JAN 16, AS OF 5:42 P.M., WCHS TV Dr.  Joe Matusic, a pediatrician. reports, if you can SMELL it, don't drink or bathe in it. Before bathing, use test patches. "I'm going to wait until I can't smell it anymore."

But, as of 6:30 a.m. Jan 16, CNN had an independent authority --- Test America --- to test water at a hotel and a private home.  According to CNN, the Tuesday morning Jan. 14 tests showed 0.27 parts per million at a private home NOT cleared for use and 0.011 parts per million at a hotel cleared for use. Yet, CNN stated that since the chemical is not normally found in water, even, the one part per million standard may not be "safe," as it was arbitrarily set by scientists having no human experience with the chemical.

The following Facebook site has been set up, too, for water consumers allegedly sick from the water:

Questions had continued since the state has no independent testing available. It's unclear what impact, if any, the CNN tests have on the outstanding water issues.

Huntington Bath Water Jan. 16, 2014
Huntington Bath Water Jan. 16, 2014

For instance, the WV Department of Health and Human Services has added an asterisk to its prior advice  that water is safe at levels of less than one part per million.

Pregnant women are now as a precaution to not drink the water until the levels are not detectable. Period.  The letter stated: “due to limited availability of data, and out of an abundance of caution, you may wish to consider an alternative drinking source for pregnant women until the chemical is at non-detectable levels in the water distribution system," wrote Dr. Thomas Frieden, director of the CDC, in a letter to Karen Bowling, secretary of the West Virginia Department of Health and Human Services.”

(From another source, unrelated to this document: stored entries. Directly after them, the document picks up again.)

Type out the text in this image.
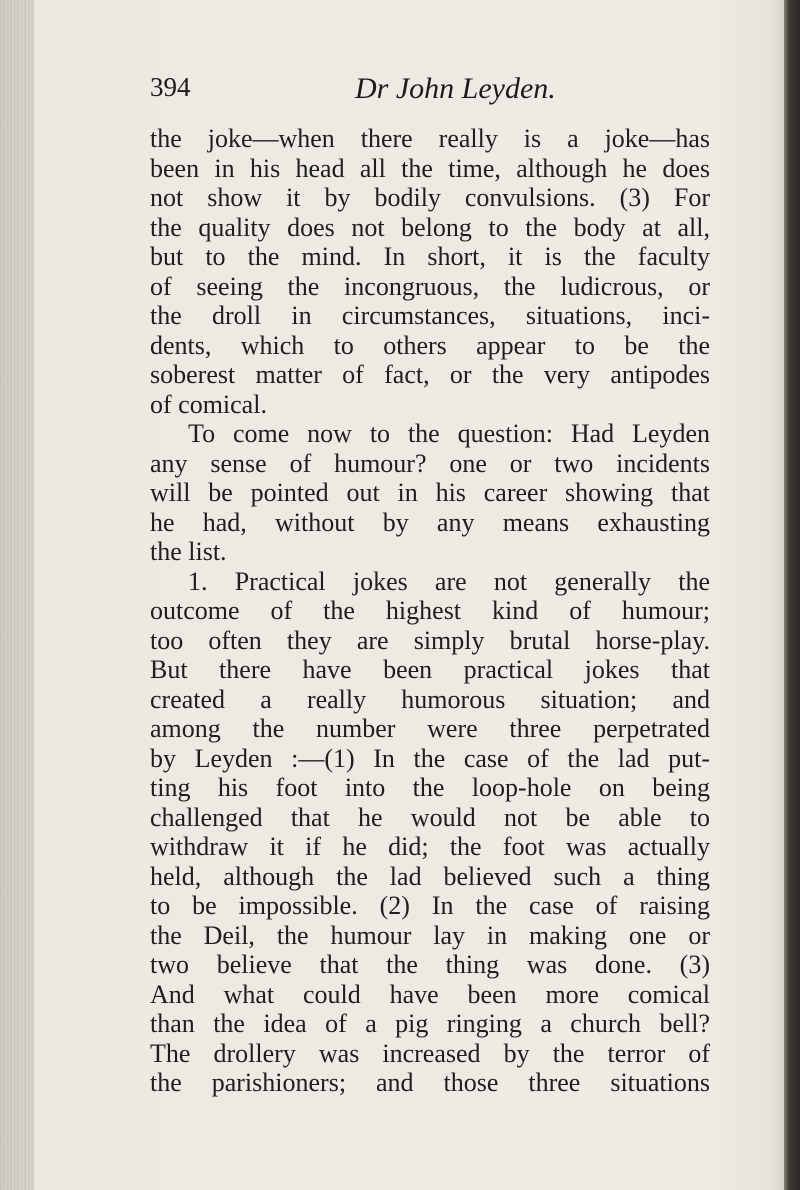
394	Dr John Leyden.
the joke—when there really is a joke—has
been in his head all the time, although he does
not show it by bodily convulsions. (3) For
the quality does not belong to the body at all,
but to the mind. In short, it is the faculty
of seeing the incongruous, the ludicrous, or
the droll in circumstances, situations, inci-
dents, which to others appear to be the
soberest matter of fact, or the very antipodes
of comical.
To come now to the question: Had Leyden
any sense of humour? one or two incidents
will be pointed out in his career showing that
he had, without by any means exhausting
the list.
1. Practical jokes are not generally the
outcome of the highest kind of humour;
too often they are simply brutal horse-play.
But there have been practical jokes that
created a really humorous situation; and
among the number were three perpetrated
by Leyden :—(1) In the case of the lad put-
ting his foot into the loop-hole on being
challenged that he would not be able to
withdraw it if he did; the foot was actually
held, although the lad believed such a thing
to be impossible. (2) In the case of raising
the Deil, the humour lay in making one or
two believe that the thing was done. (3)
And what could have been more comical
than the idea of a pig ringing a church bell?
The drollery was increased by the terror of
the parishioners; and those three situations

Why the concern? According to Dr. Frieden, there have been no studies on human health and limited studies on animals.

Meanwhile, Dr. Rahul Gupta, director of the Kanawha-Charleston Health Department, has told WCHS-TV that “right now, we have to trust what WV American Water is saying.” But, should an “odor” be in the water or in the air, no one is going to feel safe.

He explained the health departments across the state “do not have water quality experts… We depend on West Virginia American Water to give us that guidance, and it seems like the guidance is, the water is safe, and we obviously have to take their word for it.”

In the WCHS interview, Gupta indicated he has “major concerns” about “long term” health effects.  “We believe it is a safe chemical, but we don’t know that,” he said.

Confirming an earlier report about water use after the lifting and flushing of the systems, Gupta said there has been  at least 101  emergency room visits  between 7 p.m. Monday Jan 13 and 7 a.m. Wednesday Jan. 15. He told the Charleston Daily Mail, 46 ER patients from 7 a.m. Tuesday to 7 a.m. Wednesday complained of water related symptoms.  However, he explained that stress and not showering for up to seven days also can trigger skin irritations. Further, the reports are based on patient reported symptoms, not physician diagnosis.

Anyone developing symptoms --- nausea, skin irritations, eye irritations --- should contact the poison control center.